Checks on specific services

Outpatients and diagnostic imaging


Updated 1 June 2018

We rated this service as outstanding because people were protected from avoidable harm and abuse and there were systems for reporting and learning from safety incidents.

Patients received care and treatment that was based on current national guidelines from staff who were competent to do their jobs.

Patients were valued as individuals and their dignity was truly respected. Feedback from patients was unfailingly positive.

Patients could access care and treatment in a timely way and there was flexibility around timing of appointments. The individual needs of patients were recognised and arrangements made to meet them.

The leadership was robust and visible, with a focus on providing a safe service that met the needs of the patients.

There were robust governance arrangements that gave adequate assurance and which drove improvement. Staff demonstrated the organisation's values through their work.



Updated 1 June 2018

Surgery was the main activity of the hospital.

Where our findings on surgery also apply to other services, we do not repeat the information but cross-refer to the surgery section.
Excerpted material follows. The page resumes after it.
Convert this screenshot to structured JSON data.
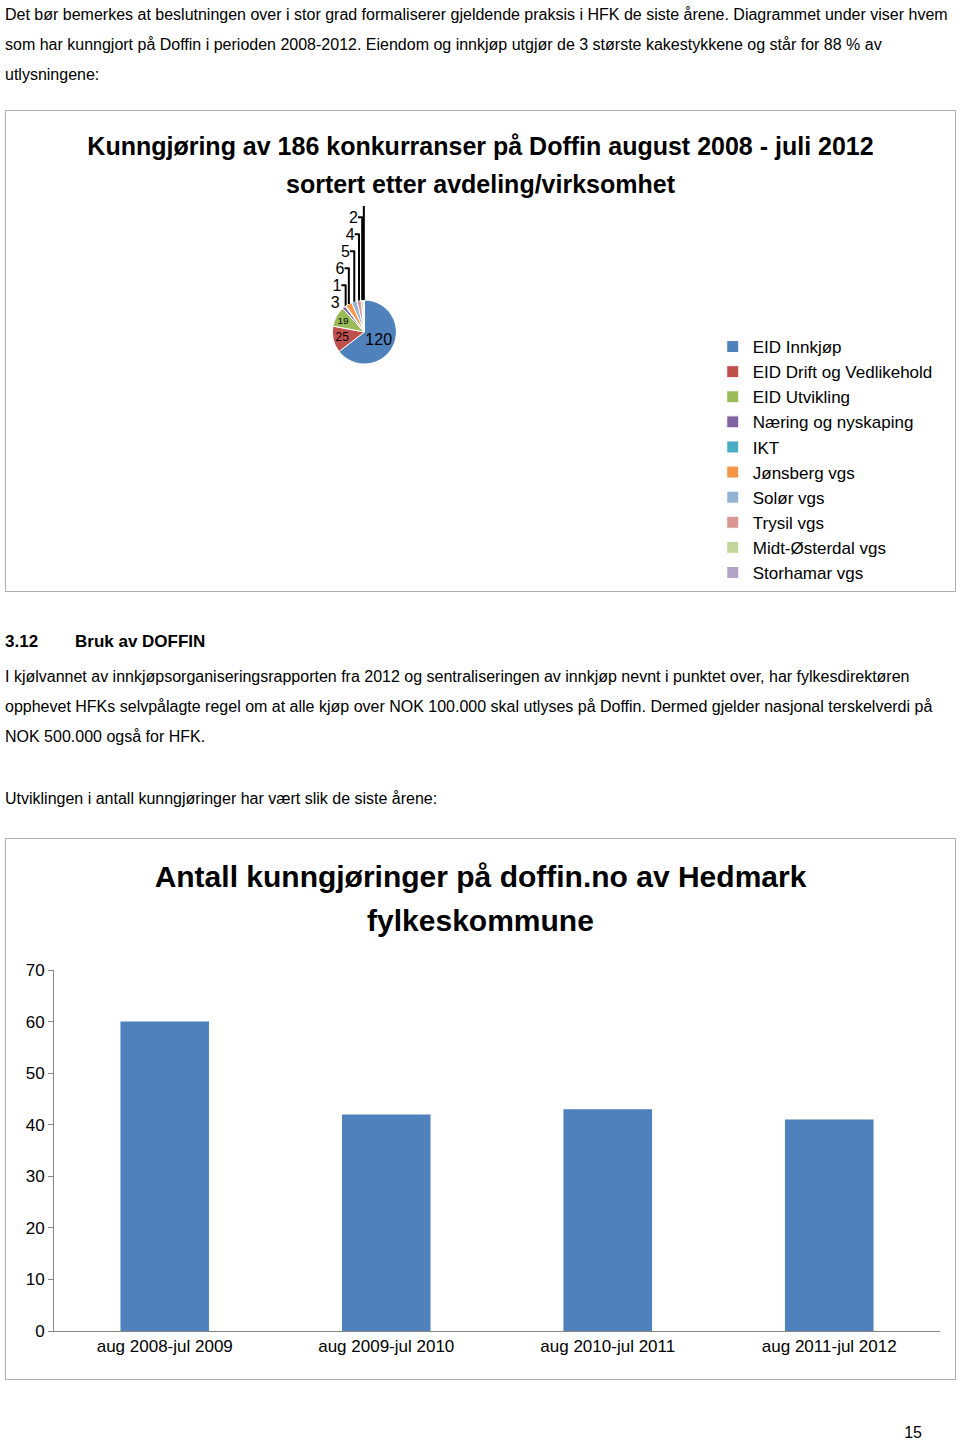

We rated this service as outstanding because patients were protected from abuse and avoidable harm and received care and treatment that reflected best practice guidance from competent staff.

Patients were treated as partners in their care, and valued as individuals which protected their dignity and privacy.

Patients’ feedback was overwhelmingly positive. Services were tailored to individual needs and there was flexibility to ensure patients’ choices and preferences were respected.

The management team were focused on the delivery of safe and effective care, and there were robust governance arrangements used to drive service improvement.

All staff showed an appreciation of the hospital’s values and this was demonstrated in their daily work.